前回の続きなので、この問題が決着した方には冗長な情報です。

監査証跡の確認は、誰がいつ行うのか?

マニュアルで生成した紙の記録(以下、紙の記録)と電子的方式で生成した電磁記録(以下、電磁記録)を並べて比較すると解りやすいかもしれません。

紙の記録を訂正するときに、1本斜線で取り消してデータを「変更」し、「理由」を書いて。イニシャルと日付をつけて署名します。電磁記録を訂正するときに、削除して再入力します。これが監査証跡に入力者の特定とタイムスタンプとともに残されます(電磁記録の場合、理由は別途入力します)。

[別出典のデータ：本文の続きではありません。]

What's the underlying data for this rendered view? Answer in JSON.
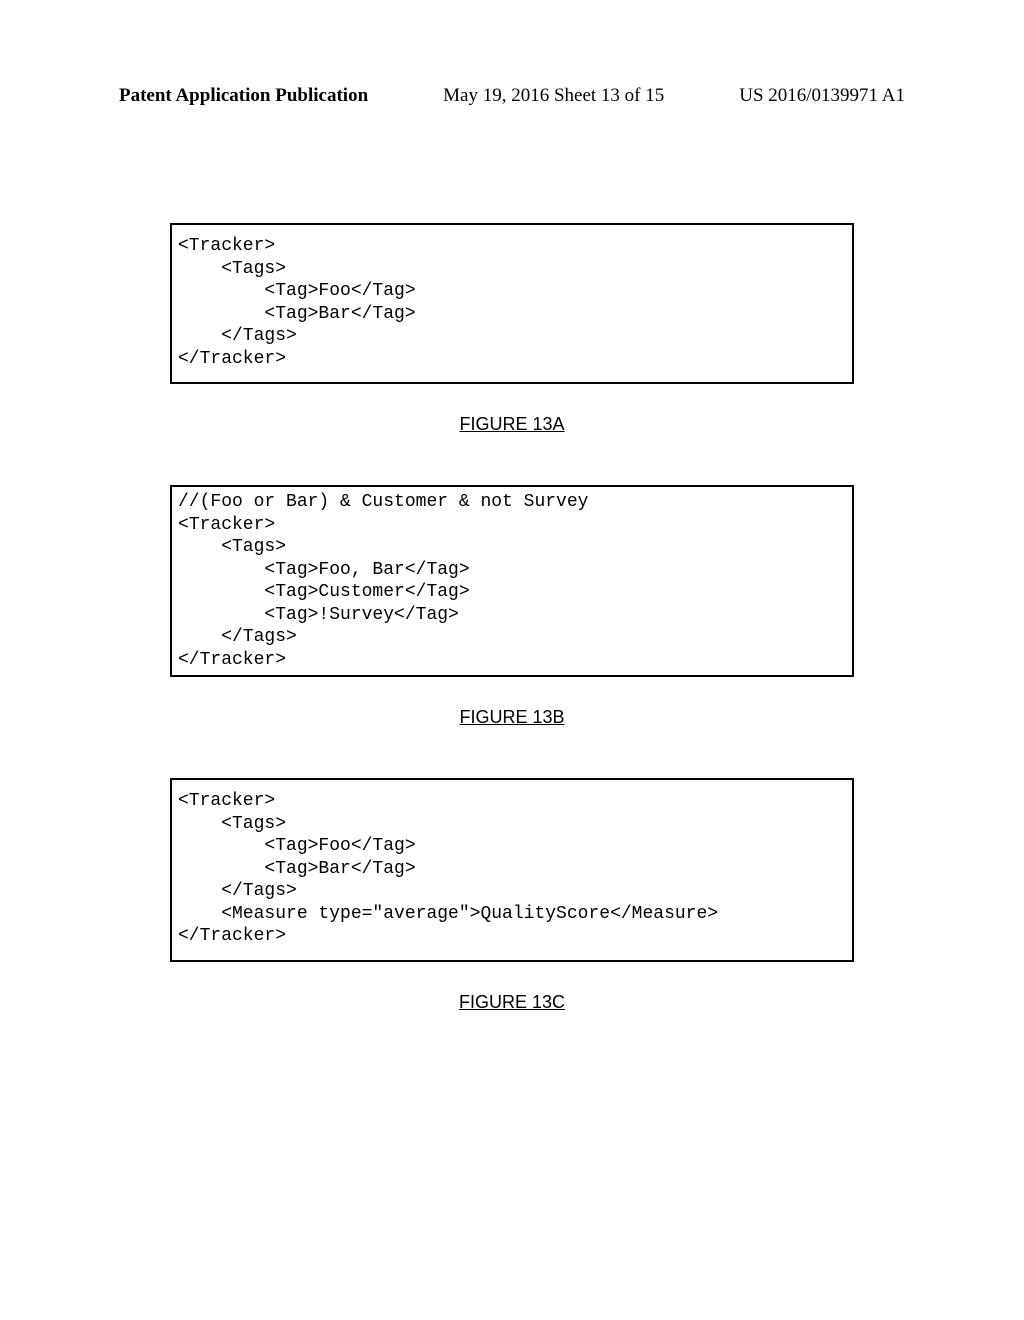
{
  "header": {
    "left": "Patent Application Publication",
    "center": "May 19, 2016  Sheet 13 of 15",
    "right": "US 2016/0139971 A1"
  },
  "figures": {
    "a": {
      "label": "FIGURE 13A",
      "code": "<Tracker>\n    <Tags>\n        <Tag>Foo</Tag>\n        <Tag>Bar</Tag>\n    </Tags>\n</Tracker>"
    },
    "b": {
      "label": "FIGURE 13B",
      "code": "//(Foo or Bar) & Customer & not Survey\n<Tracker>\n    <Tags>\n        <Tag>Foo, Bar</Tag>\n        <Tag>Customer</Tag>\n        <Tag>!Survey</Tag>\n    </Tags>\n</Tracker>"
    },
    "c": {
      "label": "FIGURE 13C",
      "code": "<Tracker>\n    <Tags>\n        <Tag>Foo</Tag>\n        <Tag>Bar</Tag>\n    </Tags>\n    <Measure type=\"average\">QualityScore</Measure>\n</Tracker>"
    }
  }
}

この訂正をレビューして正当性を評価するのは、製造記録や試験記録なら第2者チェック(ダブルチェック者)と出荷判定前の品質部門の担当者ということになります。

在庫記録や校正記録など、ロットの出荷判定前にレビューを必要としないものをサポート文書といいます。これらは品質に影響する文書なので、品質部門が自己点検中にレビューするのが業界標準です。いわゆる"Quality oversight"、品質監督とかQA監視とか言われています。

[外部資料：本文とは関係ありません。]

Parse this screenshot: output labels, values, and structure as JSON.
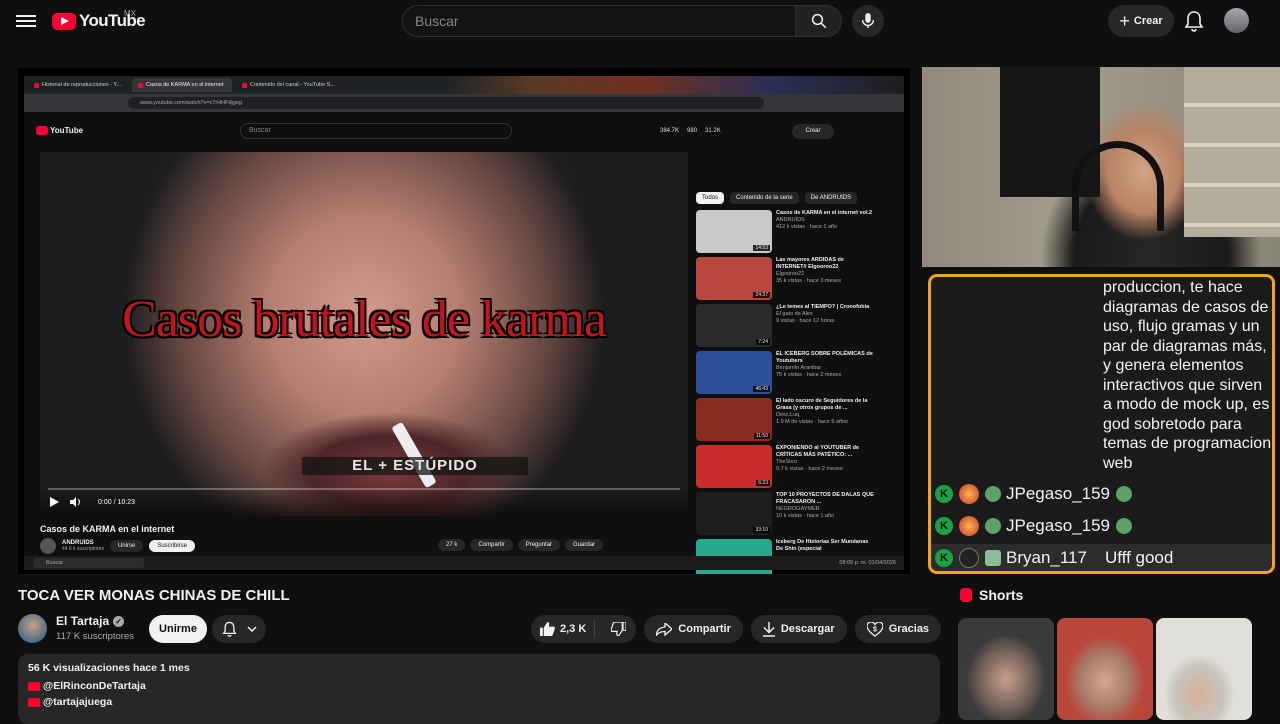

記録や文書の性質によって、GMPはレビューする人やタイミングを定めています。

それでは、バッチ記録(ロット製造及び工程管理記録、包装記録、試験記録)は誰がいつレビューするのですか。紙の記録の「訂正」は誰がいつレビューするのですか。

GMPでは、作業の実施に関して第2者がチェックしたり、その手順の担当部門の管理者がチェックして署名しています。そして、出荷判定前に品質部門がレビューして承認しています。

電磁記録の場合、「訂正」は「監査証跡」と読み替えましょう。答えは、紙の記録と同じです。

ところで、「訂正」がない場合はどうするのですか。「訂正」がなければ、紙の記録も電磁記録もレビューする必要はないですね。ただ一点、もし品質部門が「訂正していないけど本当にこのデータなの」と疑問に思った場合は、出荷判定前に実施者にインタビューしたり、監査証跡を確認したりするかもしれません。いわゆるバッチ記録の調査活動です。

また、品質部門は定期的に実施する自己点検で、もしかしたら「データインテグリティの問題」はないか、担当者にインタビューしたり、監査証跡システムを検証したりするかもしれません。これは、出荷判定の活動とは別のプログラムです。

ここまでの結論は、監査証跡はGMP要件に従って、GMPが定めた人が、GMPが定めたタイミングで実施するということです。紙の記録と電磁記録で、GMP要件に違いはありません。

PIC/Sのガイダンス9.6は、リスクマネジメントの原則に従って監査証跡のレビューの方針を決めなさいと言っています。